Background job processing in TypeScript has been an unsolved problem for too long. Serverless functions time out. BullMQ requires Redis management. Rolling your own queue system means maintaining infrastructure that is not your core product. Trigger.dev eliminates this entire category of operational burden. This review evaluates whether it delivers on the promise of reliable background processing with zero infrastructure management.
The developer experience is where Trigger.dev truly excels. Write tasks as standard async TypeScript functions in a /trigger directory inside your existing project. Deploy via the CLI (npx trigger.dev deploy). Monitor everything through a visual dashboard with full trace views. The entire workflow — from writing a task to watching it execute in production — takes under 10 minutes for a first-time user. No Kubernetes, no Redis, no separate deployment pipeline.

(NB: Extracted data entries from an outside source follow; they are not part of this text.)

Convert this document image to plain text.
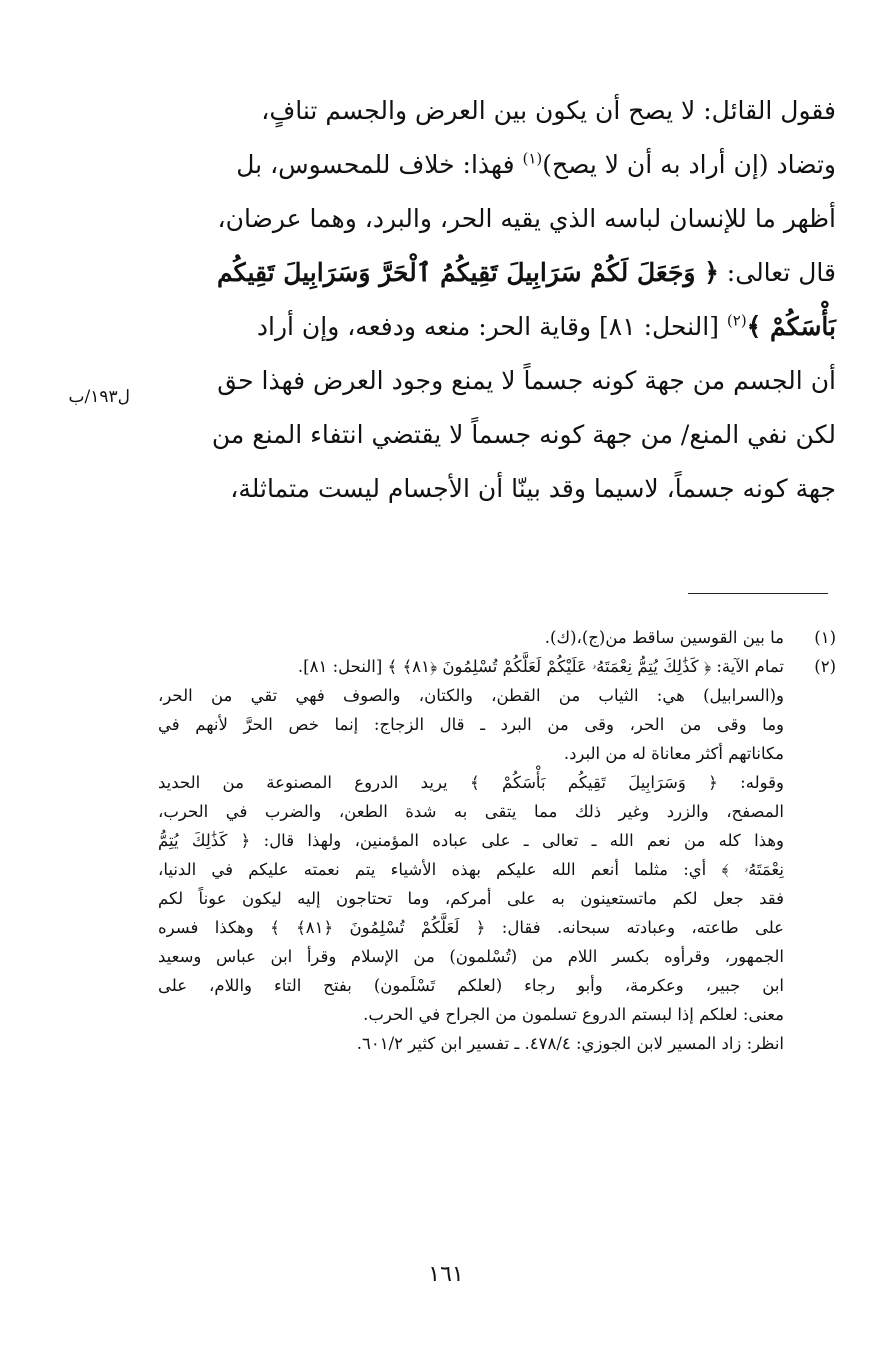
فقول القائل: لا يصح أن يكون بين العرض والجسم تنافٍ،
وتضاد (إن أراد به أن لا يصح)$^{(١)}$ فهذا: خلاف للمحسوس، بل
أظهر ما للإنسان لباسه الذي يقيه الحر، والبرد، وهما عرضان،
قال تعالى: ﴿ وَجَعَلَ لَكُمْ سَرَابِيلَ تَقِيكُمُ ٱلْحَرَّ وَسَرَابِيلَ تَقِيكُم
بَأْسَكُمْ ﴾$^{(٢)}$ [النحل: ٨١] وقاية الحر: منعه ودفعه، وإن أراد
أن الجسم من جهة كونه جسماً لا يمنع وجود العرض فهذا حق
لكن نفي المنع/ من جهة كونه جسماً لا يقتضي انتفاء المنع من
جهة كونه جسماً، لاسيما وقد بينّا أن الأجسام ليست متماثلة،
ل١٩٣/ب
(١)
ما بين القوسين ساقط من(ج)،(ك).
(٢)
تمام الآية: ﴿ كَذَٰلِكَ يُتِمُّ نِعْمَتَهُۥ عَلَيْكُمْ لَعَلَّكُمْ تُسْلِمُونَ ﴿٨١﴾ ﴾ [النحل: ٨١].
و(السرابيل) هي: الثياب من القطن، والكتان، والصوف فهي تقي من الحر،
وما وقى من الحر، وقى من البرد ـ قال الزجاج: إنما خص الحرَّ لأنهم في
مكاناتهم أكثر معاناة له من البرد.
وقوله: ﴿ وَسَرَابِيلَ تَقِيكُم بَأْسَكُمْ ﴾ يريد الدروع المصنوعة من الحديد
المصفح، والزرد وغير ذلك مما يتقى به شدة الطعن، والضرب في الحرب،
وهذا كله من نعم الله ـ تعالى ـ على عباده المؤمنين، ولهذا قال: ﴿ كَذَٰلِكَ يُتِمُّ
نِعْمَتَهُۥ ﴾ أي: مثلما أنعم الله عليكم بهذه الأشياء يتم نعمته عليكم في الدنيا،
فقد جعل لكم ماتستعينون به على أمركم، وما تحتاجون إليه ليكون عوناً لكم
على طاعته، وعبادته سبحانه. فقال: ﴿ لَعَلَّكُمْ تُسْلِمُونَ ﴿٨١﴾ ﴾ وهكذا فسره
الجمهور، وقرأوه بكسر اللام من (تُسْلمون) من الإسلام وقرأ ابن عباس وسعيد
ابن جبير، وعكرمة، وأبو رجاء (لعلكم تَسْلَمون) بفتح التاء واللام، على
معنى: لعلكم إذا لبستم الدروع تسلمون من الجراح في الحرب.
انظر: زاد المسير لابن الجوزي: ٤٧٨/٤. ـ تفسير ابن كثير ٦٠١/٢.
١٦١
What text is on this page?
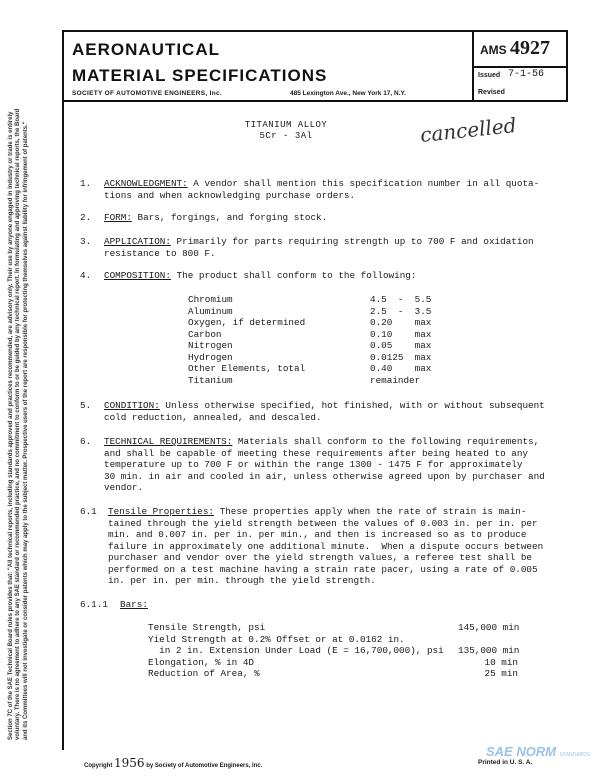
AERONAUTICAL
MATERIAL SPECIFICATIONS
SOCIETY OF AUTOMOTIVE ENGINEERS, Inc.	485 Lexington Ave., New York 17, N.Y.
AMS 4927
Issued 7-1-56
Revised
Section 7C of the SAE Technical Board rules provides that: "All technical reports, including standards approved and practices recommended, are advisory only. Their use by anyone engaged in industry or trade is entirely voluntary. There is no agreement to adhere to any SAE standard or recommended practice, and no commitment to conform to or be guided by any technical report. In formulating and approving technical reports, the Board and its Committees will not investigate or consider patents which may apply to the subject matter. Prospective users of the report are responsible for protecting themselves against liability for infringement of patents."	TITANIUM ALLOY
5Cr - 3Al	cancelled
1. ACKNOWLEDGMENT: A vendor shall mention this specification number in all quota-
tions and when acknowledging purchase orders.
2. FORM: Bars, forgings, and forging stock.
3. APPLICATION: Primarily for parts requiring strength up to 700 F and oxidation
resistance to 800 F.
4. COMPOSITION: The product shall conform to the following:
Chromium	4.5  -  5.5
Aluminum	2.5  -  3.5
Oxygen, if determined	0.20    max
Carbon	0.10    max
Nitrogen	0.05    max
Hydrogen	0.0125  max
Other Elements, total	0.40    max
Titanium	remainder
5. CONDITION: Unless otherwise specified, hot finished, with or without subsequent
cold reduction, annealed, and descaled.
6. TECHNICAL REQUIREMENTS: Materials shall conform to the following requirements,
and shall be capable of meeting these requirements after being heated to any
temperature up to 700 F or within the range 1300 - 1475 F for approximately
30 min. in air and cooled in air, unless otherwise agreed upon by purchaser and
vendor.
6.1 Tensile Properties: These properties apply when the rate of strain is main-
tained through the yield strength between the values of 0.003 in. per in. per
min. and 0.007 in. per in. per min., and then is increased so as to produce
failure in approximately one additional minute.  When a dispute occurs between
purchaser and vendor over the yield strength values, a referee test shall be
performed on a test machine having a strain rate pacer, using a rate of 0.005
in. per in. per min. through the yield strength.
6.1.1 Bars:
Tensile Strength, psi	145,000 min
Yield Strength at 0.2% Offset or at 0.0162 in.
in 2 in. Extension Under Load (E = 16,700,000), psi 135,000 min
Elongation, % in 4D	10 min
Reduction of Area, %	25 min
Copyright 1956 by Society of Automotive Engineers, Inc.	Printed in U. S. A.
SAE NORM STANDARDS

The no-timeout guarantee changes what is possible in background processing. Traditional serverless platforms limit function execution to 10 seconds, 60 seconds, or at most a few minutes. Trigger.dev tasks run indefinitely. Video transcoding that takes 30 minutes? AI agent loops that iterate for hours? Multi-day email sequences? All supported without workarounds. When tasks wait (for external callbacks, timers, or human approval), the process is checkpointed and does not consume compute.
Runtime flexibility sets Trigger.dev apart from simpler background job tools. Tasks can install and use system packages, run Python scripts, execute FFmpeg for video processing, launch headless browsers, and access any Node.js SDK. Configurable machine sizes (from micro to large-8x) let you match compute resources to task requirements. This is not just a TypeScript function runner — it is a configurable execution environment.
The AI workflow capabilities are recent but already production-ready. MCP server support enables building AI agent infrastructure with tool calling. Human-in-the-loop patterns let tasks pause for human approval or feedback before continuing. Streaming response support sends AI generation results to frontends in real-time. These features position Trigger.dev as infrastructure specifically designed for the AI agent era, not just traditional background jobs.
Observability through the dashboard is excellent. Every task run shows a full trace view with step-level timing, input/output data, retry attempts, and error details. You can filter runs by status (completed, failed, queued, running), search by payload content, and replay failed runs with one click. The observability is comparable to what you would get from a custom Datadog integration but built in and focused on task execution patterns.
Pricing is transparent and developer-friendly. The free tier includes $5/month of usage with 10 concurrent runs — sufficient for development and light production use. Compute charges are per-second based on machine size, with a small per-run invocation fee. The Hobby plan at $10/month and Pro at $50/month add staging environments, more concurrent runs, and dedicated Slack support. Self-hosting via Kubernetes is fully supported with official Helm charts.